‘Education is key not regulation’
“Education is the key not regulation,” according to Tim Hyde, Teagasc environmental specialist who spoke on the issue of cross compliance at this week’s National Agri-Environment Conference in Tullamore.
In his presentation Hyde outlined what cross compliance is, why it’s important and notes that educational resources for farmers was key.
“Cross compliance involves two key elements. Firstly, it requires farmers to comply with the 19 statutory management regulationss set out in EU legislation.Secondly, it requires farmers to maintain their land in good agricultural and environmental condition.”
Hyde outlined Teagasc’s role in the area of cross compliance, which involves education, fertiliser planning, support to farmers before and after inspection and updating farmers on new rules.
He stressed the importance of education. He noted that Teagasc operate a cross-compliance training, which is designed to help farmers understand the requirements in the area. Teagasc also outline the information available, improve compliance, improve industry performance in the area and contribute to Ireland’s green image.
According to Teagasc cross compliance research, farmers use Teagasc as a source for information on cross compliance more than any other outlet yet more needed to be done.
“There was still difficulty in getting information to farmers. The research found that farmers like one-to-one advice. A lot of farmers see it as a complex area. It is hard to get information across to large crowds and there is a large disparity in the understanding of the issue between farmers,” he noted.
To counter this Teagasc has developed a cross-compliance course for farmers.
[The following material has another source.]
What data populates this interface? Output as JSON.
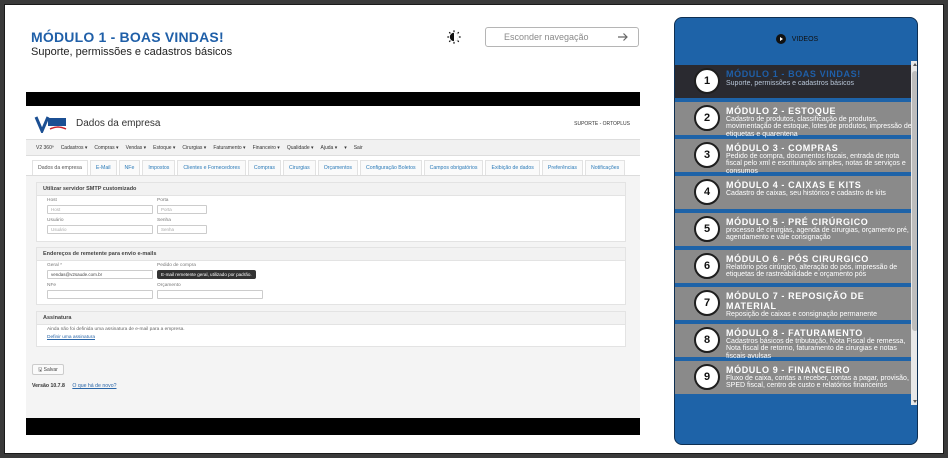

The course, which was piloted in 2012/2013, involves both indoor and outdoor sessions. The feedback Hyde noted “has been excellent”.
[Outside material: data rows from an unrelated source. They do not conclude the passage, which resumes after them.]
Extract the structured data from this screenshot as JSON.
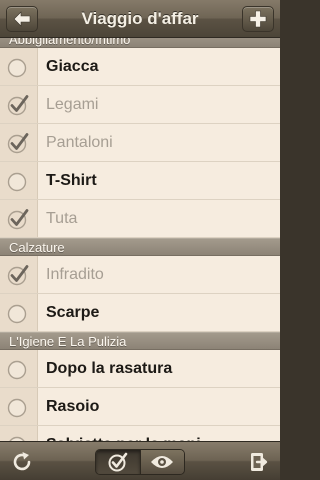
{
  "app": {
    "title": "Viaggio d'affar",
    "back_icon": "arrow-left-icon",
    "add_icon": "plus-icon"
  },
  "sections": [
    {
      "header": "Abbigliamento/Intimo",
      "items": [
        {
          "label": "Giacca",
          "checked": false
        },
        {
          "label": "Legami",
          "checked": true
        },
        {
          "label": "Pantaloni",
          "checked": true
        },
        {
          "label": "T-Shirt",
          "checked": false
        },
        {
          "label": "Tuta",
          "checked": true
        }
      ]
    },
    {
      "header": "Calzature",
      "items": [
        {
          "label": "Infradito",
          "checked": true
        },
        {
          "label": "Scarpe",
          "checked": false
        }
      ]
    },
    {
      "header": "L'Igiene E La Pulizia",
      "items": [
        {
          "label": "Dopo la rasatura",
          "checked": false
        },
        {
          "label": "Rasoio",
          "checked": false
        },
        {
          "label": "Salviette per le mani",
          "checked": false
        }
      ]
    }
  ],
  "toolbar": {
    "refresh_icon": "refresh-icon",
    "segment_left_icon": "checklist-icon",
    "segment_right_icon": "eye-icon",
    "active_segment": "checklist",
    "export_icon": "export-icon"
  },
  "colors": {
    "bar": "#6f6555",
    "list_background": "#f6ecdf",
    "section_header": "#958c7f",
    "checked_text": "#a69e93",
    "unchecked_text": "#1d1a16"
  }
}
“Farmers said they want more information in this format and demand for places has increased as word has spread.”
According to Hyde, there are many challenges for Teagasc in the area of cross compliance. He outlined that information transfer and adoption needed to be improved. He also noted the importance of improving the linkages between stakeholders and the possible challenges the expected changes post 2014 will mean for cross compliance among more.
“All agencies need to get involved with cross compliance and farmers want information in a timely and friendly manner,” he said. “We need to make farmers aware that cross compliance means best practice. Farmers are already farming to at a very high standard and don’t need to be afraid of cross compliance.”